Les centres Leclerc gagnent de nouveau en appel contre les pharmaciens. Ils peuvent continuer à faire campagne contre le prix des médicaments non remboursés et revendiquer le droit de les vendre dans leurs "espaces santé", a estimé la cour d'appel de Colmar le 30 mars 2010. Celle-ci s'est fondée sur le droit à la liberté d'expression.
Le 21 janvier 2010, Leclerc était condamné à 100 000 euros de dommages et intérêts et à "cesser toute communication publicitaire faisant la promotion de ses produits, de son activité, en utilisant une référence au prix des médicaments distribués en pharmacies". Cette condamnation faisait suite à une plainte déposée par les groupements de pharmaciens Direct Labo et Univers Pharmacie très en colère contre Leclerc.
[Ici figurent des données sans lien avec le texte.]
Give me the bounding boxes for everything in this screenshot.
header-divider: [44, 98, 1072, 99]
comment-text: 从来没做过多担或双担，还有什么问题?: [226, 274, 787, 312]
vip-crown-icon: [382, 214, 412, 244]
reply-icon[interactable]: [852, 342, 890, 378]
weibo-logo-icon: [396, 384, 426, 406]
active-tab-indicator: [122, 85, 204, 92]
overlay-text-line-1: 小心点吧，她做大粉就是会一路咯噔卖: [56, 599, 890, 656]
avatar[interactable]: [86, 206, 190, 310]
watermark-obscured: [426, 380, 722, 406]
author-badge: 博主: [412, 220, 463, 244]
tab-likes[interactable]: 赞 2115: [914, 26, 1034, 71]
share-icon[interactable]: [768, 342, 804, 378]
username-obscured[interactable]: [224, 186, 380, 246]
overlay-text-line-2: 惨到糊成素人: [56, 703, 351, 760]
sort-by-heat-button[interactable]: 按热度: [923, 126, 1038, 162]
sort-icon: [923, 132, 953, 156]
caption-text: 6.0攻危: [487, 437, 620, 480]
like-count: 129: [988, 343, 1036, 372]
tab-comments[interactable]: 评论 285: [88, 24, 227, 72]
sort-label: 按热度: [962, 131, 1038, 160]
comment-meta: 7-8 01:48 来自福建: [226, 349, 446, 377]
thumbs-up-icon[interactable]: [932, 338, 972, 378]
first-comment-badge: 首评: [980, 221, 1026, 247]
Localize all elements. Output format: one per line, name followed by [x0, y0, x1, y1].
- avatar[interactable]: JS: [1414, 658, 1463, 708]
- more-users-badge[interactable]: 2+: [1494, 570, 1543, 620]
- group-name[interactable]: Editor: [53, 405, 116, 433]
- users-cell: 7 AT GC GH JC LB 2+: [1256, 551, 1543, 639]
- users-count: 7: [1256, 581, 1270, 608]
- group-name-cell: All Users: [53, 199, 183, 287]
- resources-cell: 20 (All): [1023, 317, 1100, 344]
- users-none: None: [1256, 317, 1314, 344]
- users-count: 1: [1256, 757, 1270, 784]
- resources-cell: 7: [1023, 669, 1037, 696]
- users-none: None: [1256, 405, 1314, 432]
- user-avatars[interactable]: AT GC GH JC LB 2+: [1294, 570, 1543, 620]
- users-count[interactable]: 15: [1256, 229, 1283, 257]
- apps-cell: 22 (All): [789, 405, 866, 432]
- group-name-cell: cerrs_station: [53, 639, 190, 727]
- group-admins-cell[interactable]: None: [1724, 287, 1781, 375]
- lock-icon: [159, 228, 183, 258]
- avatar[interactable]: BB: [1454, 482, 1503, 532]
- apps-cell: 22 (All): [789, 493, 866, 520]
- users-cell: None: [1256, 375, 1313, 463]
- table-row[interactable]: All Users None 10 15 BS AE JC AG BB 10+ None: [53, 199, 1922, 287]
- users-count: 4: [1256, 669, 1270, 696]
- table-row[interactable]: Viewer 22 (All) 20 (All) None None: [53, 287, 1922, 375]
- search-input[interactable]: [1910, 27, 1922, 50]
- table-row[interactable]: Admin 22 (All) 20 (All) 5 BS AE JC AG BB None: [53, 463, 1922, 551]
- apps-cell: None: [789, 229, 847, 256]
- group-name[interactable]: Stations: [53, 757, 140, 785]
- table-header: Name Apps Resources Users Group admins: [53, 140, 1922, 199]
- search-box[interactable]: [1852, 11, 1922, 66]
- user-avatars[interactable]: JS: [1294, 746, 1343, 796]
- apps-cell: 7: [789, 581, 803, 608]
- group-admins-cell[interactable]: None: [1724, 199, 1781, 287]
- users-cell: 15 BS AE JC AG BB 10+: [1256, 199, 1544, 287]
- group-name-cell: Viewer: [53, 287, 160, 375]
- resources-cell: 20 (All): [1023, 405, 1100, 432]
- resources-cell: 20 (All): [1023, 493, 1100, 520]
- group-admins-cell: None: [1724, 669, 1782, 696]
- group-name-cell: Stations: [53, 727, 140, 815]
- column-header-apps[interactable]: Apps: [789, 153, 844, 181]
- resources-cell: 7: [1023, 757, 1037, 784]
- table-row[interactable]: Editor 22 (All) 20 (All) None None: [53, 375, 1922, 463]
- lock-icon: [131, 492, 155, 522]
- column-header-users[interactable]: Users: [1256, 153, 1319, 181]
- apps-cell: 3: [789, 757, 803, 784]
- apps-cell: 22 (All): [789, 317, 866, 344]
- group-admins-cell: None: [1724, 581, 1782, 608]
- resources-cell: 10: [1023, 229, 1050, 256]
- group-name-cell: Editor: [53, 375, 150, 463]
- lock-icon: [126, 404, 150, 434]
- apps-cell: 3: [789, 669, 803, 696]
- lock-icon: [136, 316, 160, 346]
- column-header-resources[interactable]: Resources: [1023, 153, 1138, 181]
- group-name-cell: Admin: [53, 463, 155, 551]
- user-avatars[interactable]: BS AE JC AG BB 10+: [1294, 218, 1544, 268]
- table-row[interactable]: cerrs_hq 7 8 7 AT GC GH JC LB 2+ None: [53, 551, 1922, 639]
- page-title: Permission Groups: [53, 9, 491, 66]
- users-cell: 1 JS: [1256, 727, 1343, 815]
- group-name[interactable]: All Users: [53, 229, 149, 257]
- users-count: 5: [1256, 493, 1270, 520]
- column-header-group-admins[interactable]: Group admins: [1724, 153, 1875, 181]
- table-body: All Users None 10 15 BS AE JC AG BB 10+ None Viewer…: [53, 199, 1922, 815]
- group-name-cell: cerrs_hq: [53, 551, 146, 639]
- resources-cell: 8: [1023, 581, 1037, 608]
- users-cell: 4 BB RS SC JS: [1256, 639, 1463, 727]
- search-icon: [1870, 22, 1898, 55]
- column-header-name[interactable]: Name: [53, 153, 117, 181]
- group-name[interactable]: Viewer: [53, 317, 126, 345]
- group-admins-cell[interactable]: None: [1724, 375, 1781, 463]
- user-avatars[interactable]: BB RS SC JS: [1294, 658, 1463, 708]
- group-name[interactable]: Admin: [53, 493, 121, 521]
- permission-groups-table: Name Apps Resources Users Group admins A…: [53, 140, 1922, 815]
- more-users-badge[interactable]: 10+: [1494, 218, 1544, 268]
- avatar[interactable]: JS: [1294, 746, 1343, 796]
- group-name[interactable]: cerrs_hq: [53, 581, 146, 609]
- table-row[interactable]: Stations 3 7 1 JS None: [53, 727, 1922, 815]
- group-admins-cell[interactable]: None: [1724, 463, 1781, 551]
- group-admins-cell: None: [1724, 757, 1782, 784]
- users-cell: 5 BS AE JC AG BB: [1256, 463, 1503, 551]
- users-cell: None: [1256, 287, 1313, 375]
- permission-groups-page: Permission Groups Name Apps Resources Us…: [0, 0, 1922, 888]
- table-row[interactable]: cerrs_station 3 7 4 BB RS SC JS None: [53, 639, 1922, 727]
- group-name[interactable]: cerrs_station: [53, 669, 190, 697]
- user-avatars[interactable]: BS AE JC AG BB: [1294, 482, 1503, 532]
Ils estimaient qu'une vente dans les hypermarchés aurait un impact direct sur la diminution des produits d'automédication en officine, obligeant une partie d'entre elles à mettre la clef sous la porte, notamment les pharmacies rurales.
Vente interdite hors pharmacie
La chaîne d'hypermarchés de Michel-Edouard Leclerc est déjà sortie victorieuse, en appel et en cassation, d'une précédente bataille engagée en 2008 par les pharmaciens contre une campagne qui présentait les médicaments comme des produits de luxe. La législation française interdit toute vente de médicaments, remboursés ou non remboursés, hors des pharmacies. Une législation que Leclerc tente de faire évoluer depuis des années car l'enjeu économique est de taille. En effet, le marché de l'automédication en France progresse.
En 2009, plus d'un médicament sur sept (14,1 %) était vendu en automédication.